Sunday, May 31, 2009

My, how things change

The man strode through the garden taking in the particular beauty of it all.  He had never been here before and the animals came to him to introduce themselves and see what he would call them.  The small chattering gray ones made him laugh.  Their furry tails were ticklish as they climbed his naked legs to perch on his shoulder and soon he was covered in them and not just grays he saw.  Black and red cousins had joined them and the man found himself tickled all over until he could stand no longer.  He fell over and the furry living coat leaped and bounced around him as he tumbled down the springy slope to rest in a warm, sunny glade.  The sleek black birds that he had named a few weeks ago followed and joined their laughter to his.  These were funny little creatures.  The Father told him much of them.  How they would help the trees to propagate by hiding their seeds and forgetting where they hid them.  The man chuckled and told the Father that only He would think to make a creature useful predominantly for it's silliness.  They spoke of many other things, the man thanked his Father for the sleek black birds that had kept him company that week.  The sun was warm and his skin still felt alive with tiny toenails as the plants caressed his bare backside and soon without a care in the world, the man was asleep.

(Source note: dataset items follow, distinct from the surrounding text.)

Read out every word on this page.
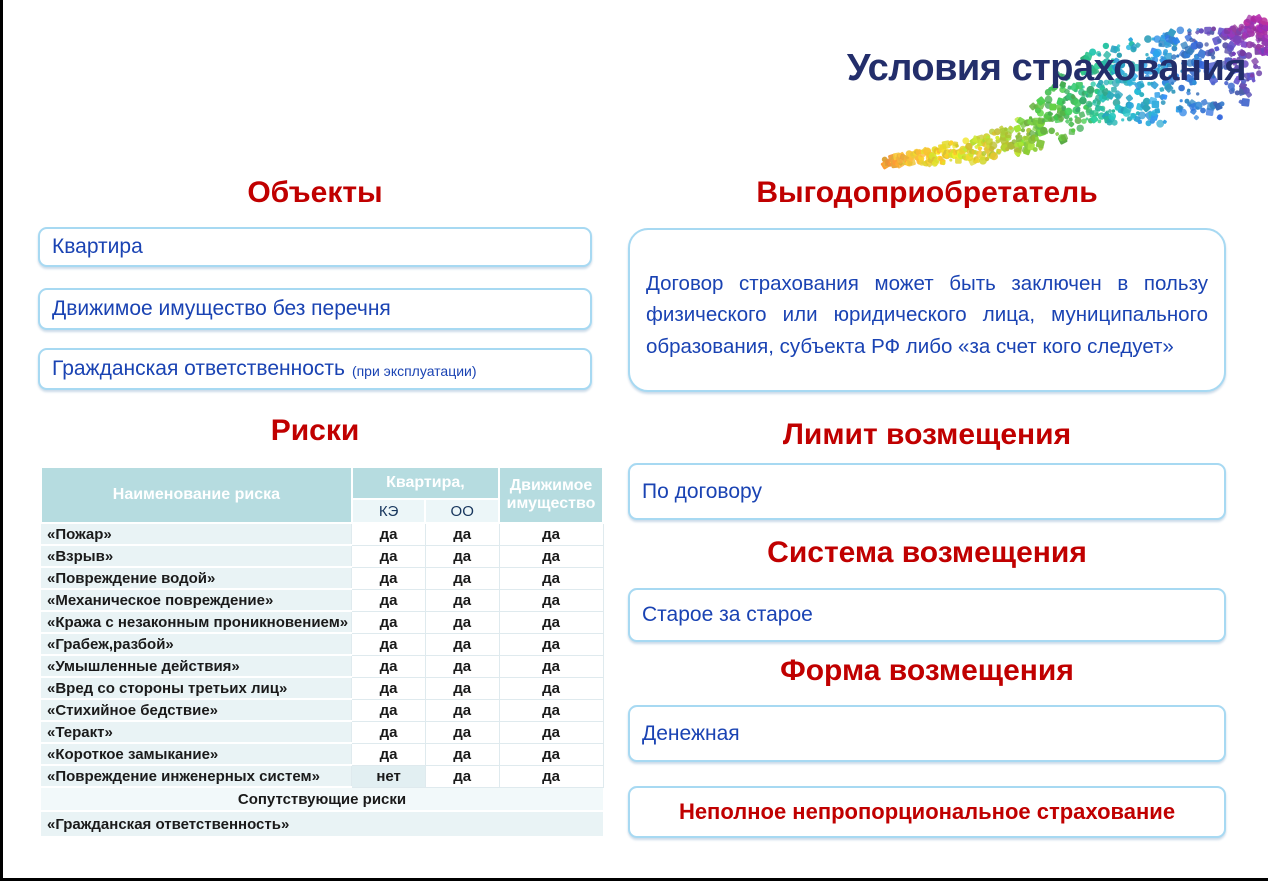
Условия страхования
Объекты
Квартира
Движимое имущество без перечня
Гражданская ответственность (при эксплуатации)
Риски
Наименование риска	Квартира,		Движимое имущество
	КЭ	ОО	
«Пожар»	да	да	да
«Взрыв»	да	да	да
«Повреждение водой»	да	да	да
«Механическое повреждение»	да	да	да
«Кража с незаконным проникновением»	да	да	да
«Грабеж,разбой»	да	да	да
«Умышленные действия»	да	да	да
«Вред со стороны третьих лиц»	да	да	да
«Стихийное бедствие»	да	да	да
«Теракт»	да	да	да
«Короткое замыкание»	да	да	да
«Повреждение инженерных систем»	нет	да	да
Сопутствующие риски			
«Гражданская ответственность»			
Выгодоприобретатель
Договор страхования может быть заключен в пользу физического или юридического лица, муниципального образования, субъекта РФ либо «за счет кого следует»
Лимит возмещения
По договору
Система возмещения
Старое за старое
Форма возмещения
Денежная
Неполное непропорциональное страхование
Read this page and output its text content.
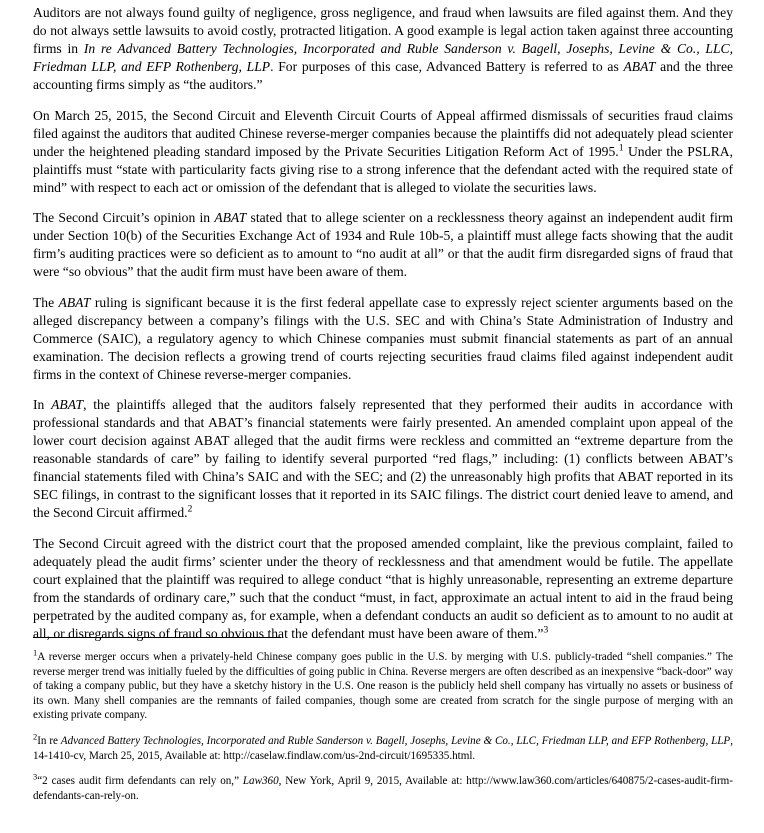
Auditors are not always found guilty of negligence, gross negligence, and fraud when lawsuits are filed against them. And they do not always settle lawsuits to avoid costly, protracted litigation. A good example is legal action taken against three accounting firms in In re Advanced Battery Technologies, Incorporated and Ruble Sanderson v. Bagell, Josephs, Levine & Co., LLC, Friedman LLP, and EFP Rothenberg, LLP. For purposes of this case, Advanced Battery is referred to as ABAT and the three accounting firms simply as “the auditors.”

On March 25, 2015, the Second Circuit and Eleventh Circuit Courts of Appeal affirmed dismissals of securities fraud claims filed against the auditors that audited Chinese reverse-merger companies because the plaintiffs did not adequately plead scienter under the heightened pleading standard imposed by the Private Securities Litigation Reform Act of 1995.$^1$ Under the PSLRA, plaintiffs must “state with particularity facts giving rise to a strong inference that the defendant acted with the required state of mind” with respect to each act or omission of the defendant that is alleged to violate the securities laws.

The Second Circuit’s opinion in ABAT stated that to allege scienter on a recklessness theory against an independent audit firm under Section 10(b) of the Securities Exchange Act of 1934 and Rule 10b-5, a plaintiff must allege facts showing that the audit firm’s auditing practices were so deficient as to amount to “no audit at all” or that the audit firm disregarded signs of fraud that were “so obvious” that the audit firm must have been aware of them.

The ABAT ruling is significant because it is the first federal appellate case to expressly reject scienter arguments based on the alleged discrepancy between a company’s filings with the U.S. SEC and with China’s State Administration of Industry and Commerce (SAIC), a regulatory agency to which Chinese companies must submit financial statements as part of an annual examination. The decision reflects a growing trend of courts rejecting securities fraud claims filed against independent audit firms in the context of Chinese reverse-merger companies.

In ABAT, the plaintiffs alleged that the auditors falsely represented that they performed their audits in accordance with professional standards and that ABAT’s financial statements were fairly presented. An amended complaint upon appeal of the lower court decision against ABAT alleged that the audit firms were reckless and committed an “extreme departure from the reasonable standards of care” by failing to identify several purported “red flags,” including: (1) conflicts between ABAT’s financial statements filed with China’s SAIC and with the SEC; and (2) the unreasonably high profits that ABAT reported in its SEC filings, in contrast to the significant losses that it reported in its SAIC filings. The district court denied leave to amend, and the Second Circuit affirmed.$^2$

The Second Circuit agreed with the district court that the proposed amended complaint, like the previous complaint, failed to adequately plead the audit firms’ scienter under the theory of recklessness and that amendment would be futile. The appellate court explained that the plaintiff was required to allege conduct “that is highly unreasonable, representing an extreme departure from the standards of ordinary care,” such that the conduct “must, in fact, approximate an actual intent to aid in the fraud being perpetrated by the audited company as, for example, when a defendant conducts an audit so deficient as to amount to no audit at all, or disregards signs of fraud so obvious that the defendant must have been aware of them.”$^3$

$^1$A reverse merger occurs when a privately-held Chinese company goes public in the U.S. by merging with U.S. publicly-traded “shell companies.” The reverse merger trend was initially fueled by the difficulties of going public in China. Reverse mergers are often described as an inexpensive “back-door” way of taking a company public, but they have a sketchy history in the U.S. One reason is the publicly held shell company has virtually no assets or business of its own. Many shell companies are the remnants of failed companies, though some are created from scratch for the single purpose of merging with an existing private company.

$^2$In re Advanced Battery Technologies, Incorporated and Ruble Sanderson v. Bagell, Josephs, Levine & Co., LLC, Friedman LLP, and EFP Rothenberg, LLP, 14-1410-cv, March 25, 2015, Available at: http://caselaw.findlaw.com/us-2nd-circuit/1695335.html.

$^3$“2 cases audit firm defendants can rely on,” Law360, New York, April 9, 2015, Available at: http://www.law360.com/articles/640875/2-cases-audit-firm-defendants-can-rely-on.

The man trudged up the hillside, having to pull himself much of the way with roots and small branches.  His boots slid on the slick leaves and he plunged his gloved hands into the mud to find a rock or purchase to keep from slipping all the way back down to the river below.  Torn by thorns, cut and bleeding he crawled the last few yards of incline to a natural bench filled with golden weeds of some sort.  He rolled over and propped himself up on a rotting deadfall.  A few feet from him, his buddy plopped right down in the leaves and stared.  They were exhausted.  It had taken two days of constant paddling, battling the current to get this far and they had no strength to go any further.  A lost paddle had decided this stop and both of them had walked away from the canoe as if it were some tormenting devil.  He sat there trying to catch his breath in the pollen soaked air that burned his nose.  The forest was as still as a tomb, nothing moved.  There was not even a breeze to stir the skeletal trees.  Somewhere far across the valley a crow cawed it's mocking laugh and he cursed it right back.  His back hurt, his arms hurt and he eased himself back until he lay right down in the moss and goldenrod.  His long underwear was sweated through and he would probably catch his death of chill but the sun seemed to promise otherwise.  He was warm for the first time that day and he closed his eyes, he didn't even have the strength to move the rock poking him in the back.  He just thanked God for chance to come out here where he didn't have a care in the world and fell asleep.